This module allows you to analyze existing cross correlation between IPC and ISEQ. You can compare the effects of market volatilities on IPC and ISEQ and check how they will diversify away market risk if combined in the same portfolio for a given time horizon. You can also utilize pair trading strategies of matching a long position in IPC with a short position of ISEQ. See also your portfolio center. Please also check ongoing floating volatility patterns of IPC and ISEQ.
Given the investment horizon of 30 days, IPC is expected to generate 0.72 times more return on investment than ISEQ. However, IPC is 1.39 times less risky than ISEQ. It trades about 0.22 of its potential returns per unit of risk.
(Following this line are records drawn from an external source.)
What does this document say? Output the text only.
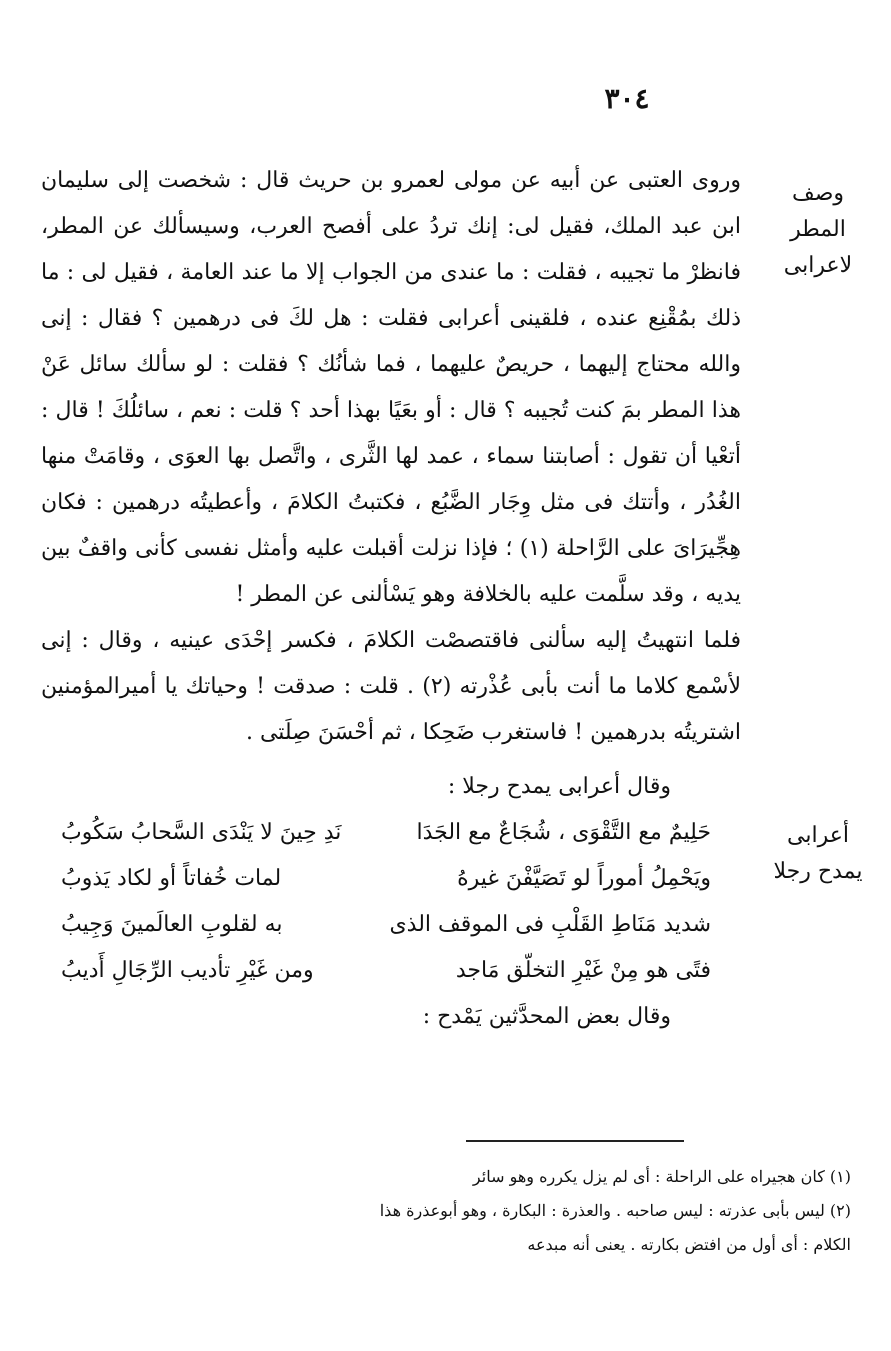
٣٠٤
وصف المطر لاعرابى
أعرابى يمدح رجلا

وروى العتبى عن أبيه عن مولى لعمرو بن حريث قال : شخصت إلى سليمان ابن عبد الملك، فقيل لى: إنك تردُ على أفصح العرب، وسيسألك عن المطر، فانظرْ ما تجيبه ، فقلت : ما عندى من الجواب إلا ما عند العامة ، فقيل لى : ما ذلك بمُقْنِع عنده ، فلقينى أعرابى فقلت : هل لكَ فى درهمين ؟ فقال : إنى والله محتاج إليهما ، حريصٌ عليهما ، فما شأنُك ؟ فقلت : لو سألك سائل عَنْ هذا المطر بمَ كنت تُجيبه ؟ قال : أو بعَيًا بهذا أحد ؟ قلت : نعم ، سائلُكَ ! قال : أتعْيا أن تقول : أصابتنا سماء ، عمد لها الثَّرى ، واتَّصل بها العوَى ، وقامَتْ منها الغُدُر ، وأتتك فى مثل وِجَار الضَّبُع ، فكتبتُ الكلامَ ، وأعطيتُه درهمين : فكان هِجِّيرَاىَ على الرَّاحلة (١) ؛ فإذا نزلت أقبلت عليه وأمثل نفسى كأنى واقفٌ بين يديه ، وقد سلَّمت عليه بالخلافة وهو يَسْألنى عن المطر !

فلما انتهيتُ إليه سألنى فاقتصصْت الكلامَ ، فكسر إحْدَى عينيه ، وقال : إنى لأسْمع كلاما ما أنت بأبى عُذْرته (٢) . قلت : صدقت ! وحياتك يا أميرالمؤمنين اشتريتُه بدرهمين ! فاستغرب ضَحِكا ، ثم أحْسَنَ صِلَتى .

وقال أعرابى يمدح رجلا :

حَلِيمٌ مع التَّقْوَى ، شُجَاعٌ مع الجَدَا
نَدِ حِينَ لا يَنْدَى السَّحابُ سَكُوبُ
ويَحْمِلُ أموراً لو تَصَيَّفْنَ غيرهُ
لمات خُفاتاً أو لكاد يَذوبُ
شديد مَنَاطِ القَلْبِ فى الموقف الذى
به لقلوبِ العالَمينَ وَجِيبُ
فتًى هو مِنْ غَيْرِ التخلّق مَاجد
ومن غَيْرِ تأديب الرِّجَالِ أَديبُ

وقال بعض المحدَّثين يَمْدح :

(١) كان هجيراه على الراحلة : أى لم يزل يكرره وهو سائر
(٢) ليس بأبى عذرته : ليس صاحبه . والعذرة : البكارة ، وهو أبوعذرة هذا
الكلام : أى أول من افتض بكارته . يعنى أنه مبدعه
ISEQ is currently generating about -0.09 per unit of risk. If you would invest 4,675,941 in IPC on June 20, 2018 and sell it today you would earn a total of 198,838 from holding IPC or generate 4.25% return on investment over 30 days.
Overlapping area represents the amount of risk that can be diversified away by holding IPC and ISEQ in the same portfolio assuming nothing else is changed. The correlation between historical prices or returns on ISEQ and IPC is a relative statistical measure of the degree to which these equity instruments tend to move together. The correlation coefficient measures the extent to which returns on IPC are associated (or correlated) with ISEQ. Values of the correlation coefficient range from -1 to +1, where. The correlation of zero (0) is possible when the price movement of ISEQ has no effect on the direction of IPC i.e. IPC and ISEQ go up and down completely randomly.